Document 1 : Discours d'investiture de Pierre Mendès France devant l'Assemblée nationale, 18 juin 1954
Le Gouvernement démissionnaire a demandé les pouvoirs spéciaux. Le Parlement les lui a refusés. Il a bien fait. La politique du pays ne peut être dirigée dans le secret. Le Parlement doit en connaître. Il a le droit et le devoir d'exercer le contrôle qui est sa raison d'être essentielle. [...]
Un pays comme le nôtre ne se gouverne pas en dissimulant la vérité à ses citoyens. Un pays comme le nôtre ne se gouverne pas sans la confiance de ses citoyens, confiance qui ne peut naître que de la vérité. Un pays comme le nôtre ne se conduit pas en cédant à la facilité. [...]
C'est le régime parlementaire qui est le meilleur, parce qu'il est le plus efficace, pourvu qu'il soit authentique. Mais il n'est authentique que s'il y a un gouvernement qui gouverne, et un Parlement qui contrôle, sans empiéter sur le domaine du gouvernement, ni le paralyser par une méfiance a priori. Le gouvernement que je constituerai sera et ne pourra être que celui de l'Assemblée tout entière.
Source : Extrait du discours d'investiture de Pierre Mendès France, 18 juin 1954.
Document 2 : Discours de Charles de Gaulle à Bayeux, 16 juin 1946
Du Parlement, composé de deux Chambres et exerçant le pouvoir législatif, il va de soi que le pouvoir exécutif ne saurait procéder, sous peine d'aboutir à cette confusion des pouvoirs dans laquelle le Gouvernement ne serait bientôt plus rien qu'un assemblage de délégations.

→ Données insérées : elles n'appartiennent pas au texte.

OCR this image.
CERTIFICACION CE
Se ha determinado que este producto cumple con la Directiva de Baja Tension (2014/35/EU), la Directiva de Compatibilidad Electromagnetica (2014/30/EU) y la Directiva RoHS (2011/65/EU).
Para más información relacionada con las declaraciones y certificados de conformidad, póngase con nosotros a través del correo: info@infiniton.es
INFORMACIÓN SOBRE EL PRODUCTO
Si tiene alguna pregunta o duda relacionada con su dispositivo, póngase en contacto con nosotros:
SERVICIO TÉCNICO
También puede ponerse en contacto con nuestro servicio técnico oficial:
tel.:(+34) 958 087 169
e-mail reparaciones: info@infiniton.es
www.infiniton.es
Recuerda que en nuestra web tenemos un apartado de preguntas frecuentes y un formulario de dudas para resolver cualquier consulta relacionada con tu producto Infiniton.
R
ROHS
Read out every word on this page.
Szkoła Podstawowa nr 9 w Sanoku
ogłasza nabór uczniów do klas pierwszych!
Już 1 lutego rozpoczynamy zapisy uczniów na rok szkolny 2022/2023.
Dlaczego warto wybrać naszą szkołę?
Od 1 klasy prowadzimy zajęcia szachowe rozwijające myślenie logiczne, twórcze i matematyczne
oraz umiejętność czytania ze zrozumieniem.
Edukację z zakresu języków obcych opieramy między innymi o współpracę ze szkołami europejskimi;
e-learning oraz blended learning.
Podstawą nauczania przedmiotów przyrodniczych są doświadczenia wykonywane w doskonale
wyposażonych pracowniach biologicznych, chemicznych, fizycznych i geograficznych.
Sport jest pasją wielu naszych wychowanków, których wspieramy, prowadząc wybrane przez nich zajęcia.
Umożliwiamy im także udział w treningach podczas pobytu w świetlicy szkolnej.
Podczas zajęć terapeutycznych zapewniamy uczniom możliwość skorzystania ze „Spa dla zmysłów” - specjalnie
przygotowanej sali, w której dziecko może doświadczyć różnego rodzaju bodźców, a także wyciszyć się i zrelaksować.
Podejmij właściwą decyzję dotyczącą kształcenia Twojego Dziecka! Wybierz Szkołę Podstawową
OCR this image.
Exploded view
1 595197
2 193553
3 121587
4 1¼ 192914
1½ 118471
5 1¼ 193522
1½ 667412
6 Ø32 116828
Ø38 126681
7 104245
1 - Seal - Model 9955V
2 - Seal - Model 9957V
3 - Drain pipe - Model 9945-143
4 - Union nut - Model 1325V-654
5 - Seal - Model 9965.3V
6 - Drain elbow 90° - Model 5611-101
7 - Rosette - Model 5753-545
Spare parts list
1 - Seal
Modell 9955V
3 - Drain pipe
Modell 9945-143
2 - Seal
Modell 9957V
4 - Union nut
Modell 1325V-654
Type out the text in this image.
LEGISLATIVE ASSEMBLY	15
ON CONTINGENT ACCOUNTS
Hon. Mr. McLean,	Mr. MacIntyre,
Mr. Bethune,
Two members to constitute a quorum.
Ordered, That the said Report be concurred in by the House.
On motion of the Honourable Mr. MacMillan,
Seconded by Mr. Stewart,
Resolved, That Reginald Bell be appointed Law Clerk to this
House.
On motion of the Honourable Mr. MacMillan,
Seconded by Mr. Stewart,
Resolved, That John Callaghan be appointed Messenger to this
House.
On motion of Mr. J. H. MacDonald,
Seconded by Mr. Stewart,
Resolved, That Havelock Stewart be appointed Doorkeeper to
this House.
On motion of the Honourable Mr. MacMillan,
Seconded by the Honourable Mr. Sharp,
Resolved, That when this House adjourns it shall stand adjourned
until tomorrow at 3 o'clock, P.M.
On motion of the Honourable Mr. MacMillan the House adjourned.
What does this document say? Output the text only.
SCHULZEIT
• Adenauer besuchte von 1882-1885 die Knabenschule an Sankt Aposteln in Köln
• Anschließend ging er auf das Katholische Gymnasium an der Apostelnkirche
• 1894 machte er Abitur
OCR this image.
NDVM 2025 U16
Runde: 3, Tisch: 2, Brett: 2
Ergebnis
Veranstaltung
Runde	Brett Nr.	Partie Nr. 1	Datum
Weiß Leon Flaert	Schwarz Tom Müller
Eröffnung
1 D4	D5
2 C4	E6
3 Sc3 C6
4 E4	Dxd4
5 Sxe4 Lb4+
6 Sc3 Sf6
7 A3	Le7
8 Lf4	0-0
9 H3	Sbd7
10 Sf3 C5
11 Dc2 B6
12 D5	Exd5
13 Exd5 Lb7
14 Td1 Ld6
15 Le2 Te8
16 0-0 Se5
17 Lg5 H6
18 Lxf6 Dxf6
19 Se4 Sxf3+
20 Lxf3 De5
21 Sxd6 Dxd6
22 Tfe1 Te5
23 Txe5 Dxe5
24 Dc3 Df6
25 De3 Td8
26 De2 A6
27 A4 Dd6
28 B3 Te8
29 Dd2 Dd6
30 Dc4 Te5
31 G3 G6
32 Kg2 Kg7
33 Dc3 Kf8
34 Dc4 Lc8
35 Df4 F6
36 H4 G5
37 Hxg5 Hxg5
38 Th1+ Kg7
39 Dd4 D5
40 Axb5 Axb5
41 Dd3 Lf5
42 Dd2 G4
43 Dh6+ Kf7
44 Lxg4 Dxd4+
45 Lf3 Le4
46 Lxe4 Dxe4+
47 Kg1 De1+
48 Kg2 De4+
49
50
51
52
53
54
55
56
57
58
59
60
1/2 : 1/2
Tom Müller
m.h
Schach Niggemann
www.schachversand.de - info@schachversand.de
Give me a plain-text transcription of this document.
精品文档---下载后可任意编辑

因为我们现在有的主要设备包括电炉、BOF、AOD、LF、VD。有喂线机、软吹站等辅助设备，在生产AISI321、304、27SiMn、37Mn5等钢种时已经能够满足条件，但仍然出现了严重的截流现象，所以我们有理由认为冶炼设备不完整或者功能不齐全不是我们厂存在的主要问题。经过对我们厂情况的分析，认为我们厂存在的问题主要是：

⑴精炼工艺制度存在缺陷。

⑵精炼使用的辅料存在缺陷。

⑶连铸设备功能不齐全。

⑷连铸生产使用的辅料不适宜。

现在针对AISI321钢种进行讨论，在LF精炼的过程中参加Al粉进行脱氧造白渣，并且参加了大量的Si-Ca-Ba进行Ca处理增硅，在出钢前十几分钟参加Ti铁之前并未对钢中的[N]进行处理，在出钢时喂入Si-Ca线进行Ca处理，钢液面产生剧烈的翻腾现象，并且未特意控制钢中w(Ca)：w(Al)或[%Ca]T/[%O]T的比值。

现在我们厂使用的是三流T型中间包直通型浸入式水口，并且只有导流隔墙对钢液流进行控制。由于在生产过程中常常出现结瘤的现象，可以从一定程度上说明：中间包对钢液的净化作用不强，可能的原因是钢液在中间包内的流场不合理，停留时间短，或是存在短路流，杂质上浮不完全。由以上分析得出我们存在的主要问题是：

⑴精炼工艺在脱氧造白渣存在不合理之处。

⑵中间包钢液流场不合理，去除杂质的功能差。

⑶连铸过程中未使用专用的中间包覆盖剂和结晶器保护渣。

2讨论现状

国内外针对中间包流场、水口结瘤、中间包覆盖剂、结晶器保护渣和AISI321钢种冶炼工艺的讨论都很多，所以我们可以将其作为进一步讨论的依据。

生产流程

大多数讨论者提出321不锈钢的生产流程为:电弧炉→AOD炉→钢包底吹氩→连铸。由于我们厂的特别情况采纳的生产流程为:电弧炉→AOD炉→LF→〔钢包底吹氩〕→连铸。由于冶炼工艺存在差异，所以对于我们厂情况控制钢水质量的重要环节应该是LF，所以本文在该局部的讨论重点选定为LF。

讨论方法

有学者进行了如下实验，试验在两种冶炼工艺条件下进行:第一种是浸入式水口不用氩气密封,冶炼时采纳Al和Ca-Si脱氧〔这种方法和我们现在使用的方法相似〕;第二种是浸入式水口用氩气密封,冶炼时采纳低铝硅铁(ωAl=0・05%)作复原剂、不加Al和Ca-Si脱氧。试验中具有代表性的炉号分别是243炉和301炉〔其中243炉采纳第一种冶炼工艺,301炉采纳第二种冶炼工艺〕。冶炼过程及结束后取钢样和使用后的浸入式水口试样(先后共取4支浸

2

Sans doute aura-t-il fallu, pour mener à bien les réformes profondes, que le pouvoir exécutif fût solide et que l'Assemblée nationale fût consentante. Mais ce serait attenter à la souveraineté du peuple que de vouloir, hors de circonstances exceptionnelles, plier un Parlement aux volontés d'un homme.
Il est donc nécessaire que nos institutions démocratiques nouvelles compensent, par elles-mêmes, les effets de notre perpétuelle effervescence politique. [...] Bref, la rivalité des partis revêt chez nous un caractère fondamental, qui met toujours tout en question et sous lequel s'estompent trop souvent les intérêts supérieurs du pays. Il faut en tenir compte. C'est pourquoi il est indispensable que le chef de l'État, placé au-dessus des partis, [...] soit véritablement un arbitre national. [...] C'est à lui qu'il appartiendrait de servir d'arbitre au-dessus des contingences politiques.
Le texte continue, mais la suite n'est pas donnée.